By Madie Leidt, Student-Athlete At Middlebury College
Kenyon Arena, home of the Middlebury College Panthers, seats 2500 and the place was nearly packed. The men’s hockey team sat to the right of our offensive zone, their hands pressed against the glass, wanting for us what they couldn’t grab, a NESCAC championship. Amherst led 1-0 with 13:53 left to play when a shot from the blue line deflected off my stick blade just enough to squeeze between her purple and black pads, 1-1. Celebrate what is in front of you – moments like these don’t come about too often.
The building hadn’t yet settled when, six seconds later, the Mammoths floated a puck toward our net, taking a lucky bounce and securing their lead yet again, 2-1. Since that moment, it feels as though the hockey gods haven’t looked down on the Middlebury Women’s Ice Hockey team so favorably. A nearly perfect season of 14-1-1 in the conference suddenly became 14-2-1 when we lost the one game we had worked toward since last March.

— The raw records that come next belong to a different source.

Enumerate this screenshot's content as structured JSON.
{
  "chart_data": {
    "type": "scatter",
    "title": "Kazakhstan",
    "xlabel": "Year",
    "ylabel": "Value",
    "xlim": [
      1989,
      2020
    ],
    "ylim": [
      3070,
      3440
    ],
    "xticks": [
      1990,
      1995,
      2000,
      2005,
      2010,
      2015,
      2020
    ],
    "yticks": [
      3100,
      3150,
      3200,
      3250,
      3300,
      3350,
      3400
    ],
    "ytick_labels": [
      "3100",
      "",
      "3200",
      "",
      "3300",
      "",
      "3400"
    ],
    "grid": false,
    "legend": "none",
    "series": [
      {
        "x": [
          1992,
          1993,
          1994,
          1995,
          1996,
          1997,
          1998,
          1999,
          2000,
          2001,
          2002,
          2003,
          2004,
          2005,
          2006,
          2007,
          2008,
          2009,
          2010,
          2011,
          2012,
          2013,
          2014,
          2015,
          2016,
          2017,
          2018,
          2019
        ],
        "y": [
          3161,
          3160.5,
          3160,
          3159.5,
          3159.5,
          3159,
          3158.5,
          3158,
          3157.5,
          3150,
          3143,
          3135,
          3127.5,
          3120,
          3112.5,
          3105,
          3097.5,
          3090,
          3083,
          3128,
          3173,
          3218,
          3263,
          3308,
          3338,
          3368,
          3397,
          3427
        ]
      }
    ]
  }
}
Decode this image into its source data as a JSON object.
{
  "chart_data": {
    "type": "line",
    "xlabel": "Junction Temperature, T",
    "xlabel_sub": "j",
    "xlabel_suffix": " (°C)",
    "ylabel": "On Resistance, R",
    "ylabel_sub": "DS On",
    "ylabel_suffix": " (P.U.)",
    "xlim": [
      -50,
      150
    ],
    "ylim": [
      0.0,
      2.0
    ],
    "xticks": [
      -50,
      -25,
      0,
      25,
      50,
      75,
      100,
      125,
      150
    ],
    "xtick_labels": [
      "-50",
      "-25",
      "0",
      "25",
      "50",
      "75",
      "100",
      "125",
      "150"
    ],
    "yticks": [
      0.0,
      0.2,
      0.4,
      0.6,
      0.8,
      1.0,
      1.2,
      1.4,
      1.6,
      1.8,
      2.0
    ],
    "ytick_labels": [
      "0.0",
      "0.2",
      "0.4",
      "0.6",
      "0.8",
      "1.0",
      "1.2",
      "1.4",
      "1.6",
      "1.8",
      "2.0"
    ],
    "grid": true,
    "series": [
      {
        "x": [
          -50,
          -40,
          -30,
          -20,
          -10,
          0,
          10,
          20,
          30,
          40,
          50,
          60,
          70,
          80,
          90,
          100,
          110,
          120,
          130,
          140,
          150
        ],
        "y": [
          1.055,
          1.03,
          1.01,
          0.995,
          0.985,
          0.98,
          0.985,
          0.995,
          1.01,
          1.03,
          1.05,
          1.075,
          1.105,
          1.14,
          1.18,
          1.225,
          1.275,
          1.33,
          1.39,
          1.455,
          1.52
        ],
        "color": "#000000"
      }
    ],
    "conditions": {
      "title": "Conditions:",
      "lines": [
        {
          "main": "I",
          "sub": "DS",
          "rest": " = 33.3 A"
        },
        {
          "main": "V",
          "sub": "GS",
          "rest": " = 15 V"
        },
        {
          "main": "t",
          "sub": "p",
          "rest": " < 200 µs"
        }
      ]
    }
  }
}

Storming through the glass doors of the old Williams College barn just a year ago, I knew we didn’t deserve to win, but that didn’t mean we didn’t want to. “We did this to ourselves. Everything was in our control and we let go of what we could have had,” said my teammate, Sidney Porter, in a recent interview. The 2020 season wasn’t like last year’s though, this time we deserved to hang a banner. Our body of work throughout the season placed us first in the conference and second in the nation, but we had nothing to show for it yet.

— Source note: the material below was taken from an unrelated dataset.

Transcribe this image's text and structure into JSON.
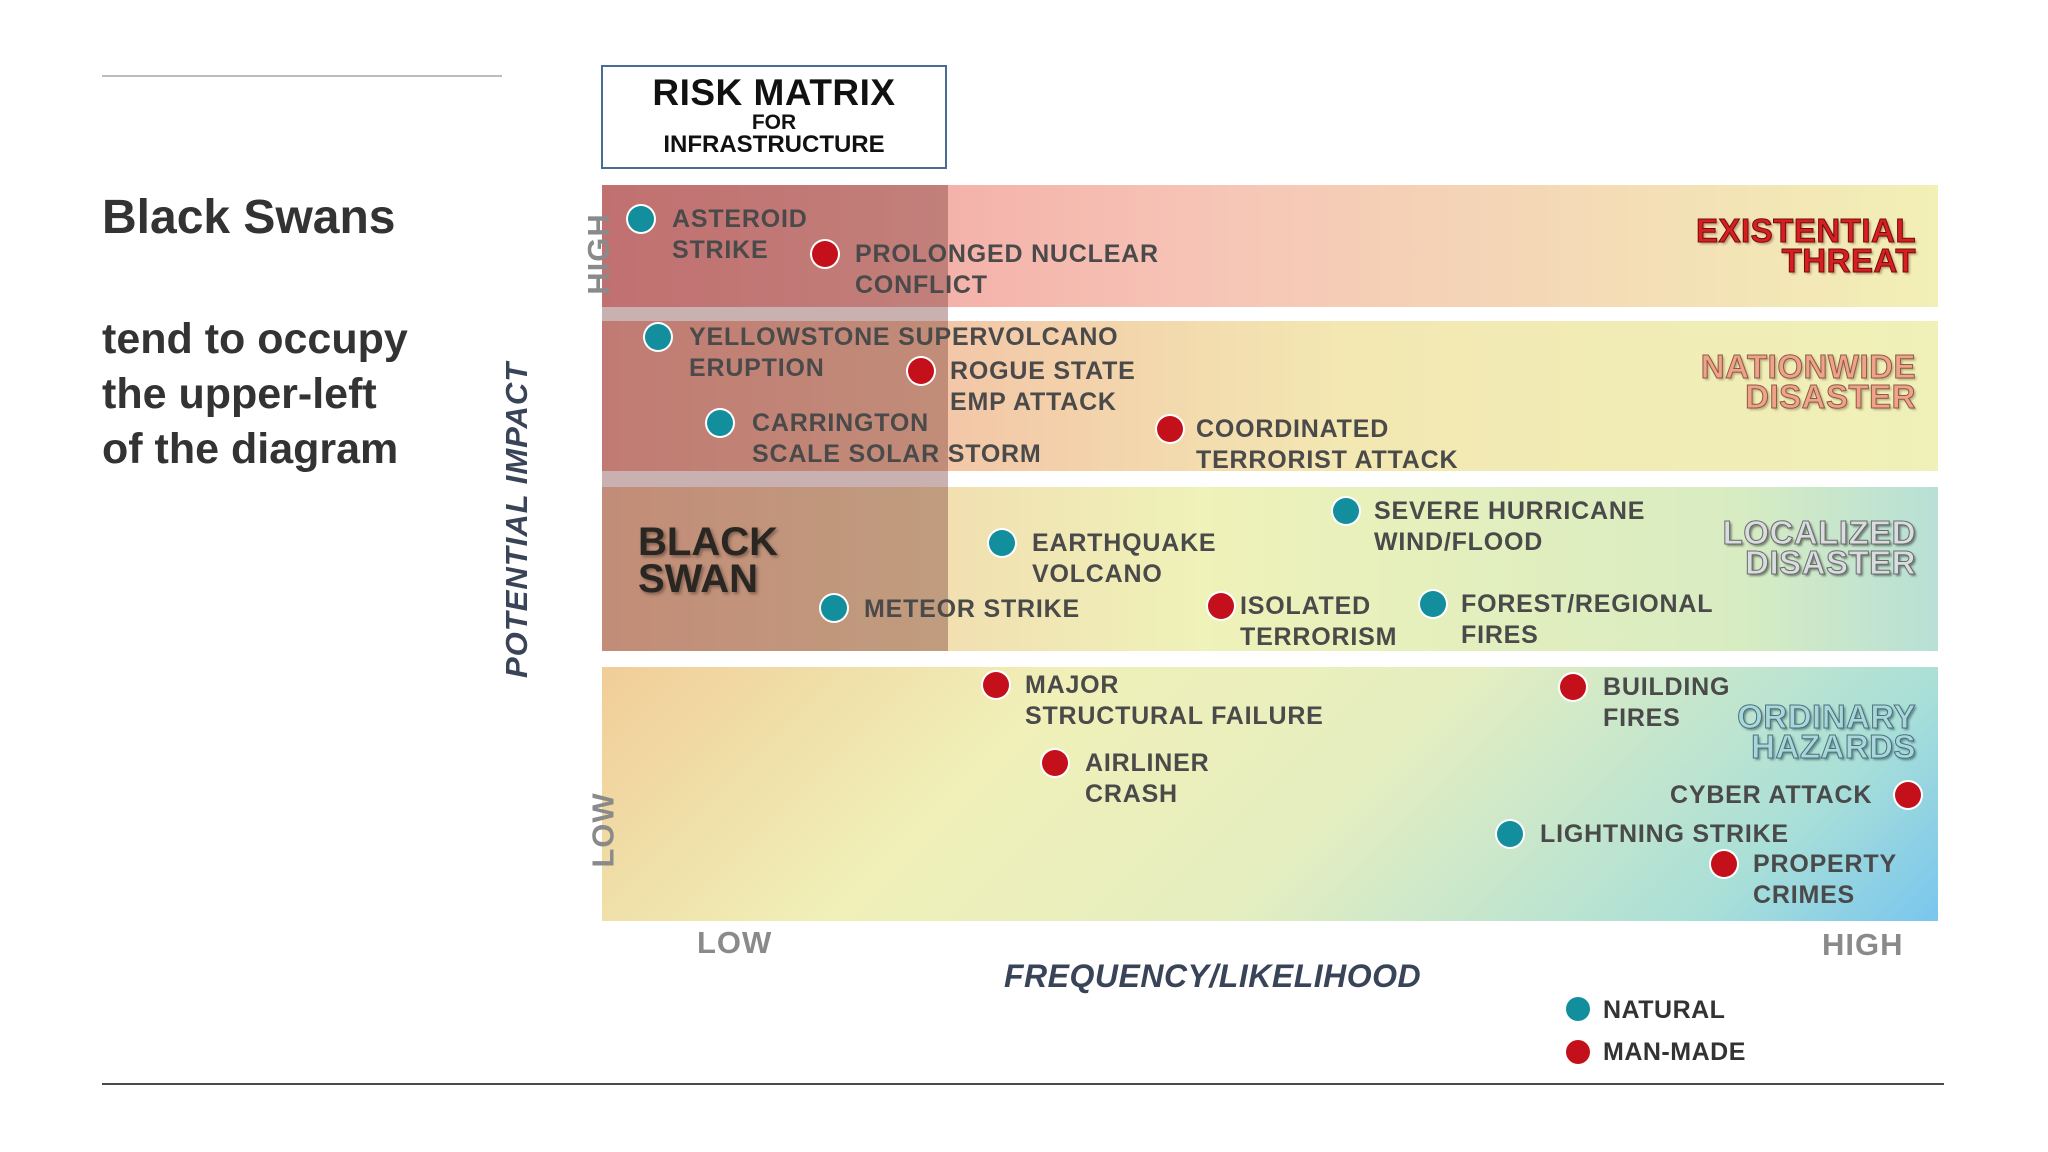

The NCAA DIII Women’s Ice Hockey Selection Show was held the next day at 10AM. I sauntered into my 12:15PM class, startled by a women’s lacrosse player who yelled jubilantly from the back of the classroom, “Congrats!” The confused look on my face quieted the room as my mind still lingered on our championship loss rather than our bid to the NCAA tournament. I awkwardly smiled and sat down. I wore that loss like a weighted vest for two days when we finally jumped back on the ice for practice. The high tempo and energy of the practice felt promising as we shifted focus to our quarterfinal game on Saturday against the Endicott gulls.
After practice, a handful of my teammates and I made our way to the library to begin prepping for midterms. My phone buzzed – the text from my teammate read, “Amherst cancelled!” The Purple Mammoths were already on my blacklist and here they were to add to the stress, cancelling school for the remainder of the year due to the coronavirus outbreak – in the back of my mind I knew Middlebury would follow suit.

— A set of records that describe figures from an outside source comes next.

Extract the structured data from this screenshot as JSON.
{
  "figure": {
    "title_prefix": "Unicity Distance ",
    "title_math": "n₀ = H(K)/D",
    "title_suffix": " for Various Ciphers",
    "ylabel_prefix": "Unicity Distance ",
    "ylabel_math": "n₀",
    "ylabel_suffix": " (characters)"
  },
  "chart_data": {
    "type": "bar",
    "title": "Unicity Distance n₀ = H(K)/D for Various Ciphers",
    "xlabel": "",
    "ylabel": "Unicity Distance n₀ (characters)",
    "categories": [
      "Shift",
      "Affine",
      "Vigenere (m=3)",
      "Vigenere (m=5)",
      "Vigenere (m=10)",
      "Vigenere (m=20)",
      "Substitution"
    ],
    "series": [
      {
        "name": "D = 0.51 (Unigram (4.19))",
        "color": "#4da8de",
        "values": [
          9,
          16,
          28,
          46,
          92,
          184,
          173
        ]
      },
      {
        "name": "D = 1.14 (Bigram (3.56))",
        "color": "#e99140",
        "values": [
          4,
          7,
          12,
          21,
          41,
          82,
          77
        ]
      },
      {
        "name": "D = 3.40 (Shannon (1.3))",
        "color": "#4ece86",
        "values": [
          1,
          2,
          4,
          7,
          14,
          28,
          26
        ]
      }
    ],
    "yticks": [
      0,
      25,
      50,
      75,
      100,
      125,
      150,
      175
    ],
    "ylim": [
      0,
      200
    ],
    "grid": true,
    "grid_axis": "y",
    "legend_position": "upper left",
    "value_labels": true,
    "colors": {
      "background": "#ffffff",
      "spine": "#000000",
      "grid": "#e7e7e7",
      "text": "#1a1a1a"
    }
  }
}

The next hours and days were dominos. Spring semester: cancelled. Spring sports: cancelled. Everything was cancelled, except us. It felt like a matter of time, but there was a glimmer of hope as the NCAA had approved us to play just the day before.
Standing in the hallway outside our locker room, waving to a men’s hockey player as he headed out of Kenyon Arena for the last time, I was startled when another walked up behind me shouting, “NCAA just cancelled all championships.” Before I could let emotions takeover, I turned and walked through the navy-blue double doors, up the stairs, and into my coach’s office. A wave of silence hit me as I walked through the door, interrupted by occasional sniffles, my co-captain already in full tears.
You can imagine the rest. Walking into a locker room with twenty-eight devastated faces looking back at you, expecting you to have an answer, or so it felt. Nothing about the next few days was easy – an entire spring semester packed into seventy-two hours. As the chaos has settled, right winger Jenna Letterie recalls thinking,
“Everything that we did was for nothing – we worked so hard this season and we don’t have a NESCAC banner to show for it or even a shot at NCAA’s – this was all for nothing.”
Players expect four years of memories, team workouts, team events – never did I think I would be sitting at home in March with my mom asking me what I wanted for dinner. We weren’t given the chance to celebrate, celebrate our season, each other, a championship – it all really did feel like it was all for nothing. In all the sadness and resentment, Sidney reminded me,
“We get to celebrate our families now, the people we wouldn’t otherwise see for quite some time.”
As much as it hurt to be stripped of an opportunity we worked for, of time with my teammates, of the college experience, we must remember that we are not alone. Thousands of athletes lost their shot at a title, at closure, at knowing that the work you put in was enough, or not. We can take this time to grieve, but we can also spend time celebrating the opportunities we have been given. The time we can spend with our families, the times we were given the opportunity to hang a banner, win a game, score a goal. Celebrate what is in front of you – moments like these don’t come about too often.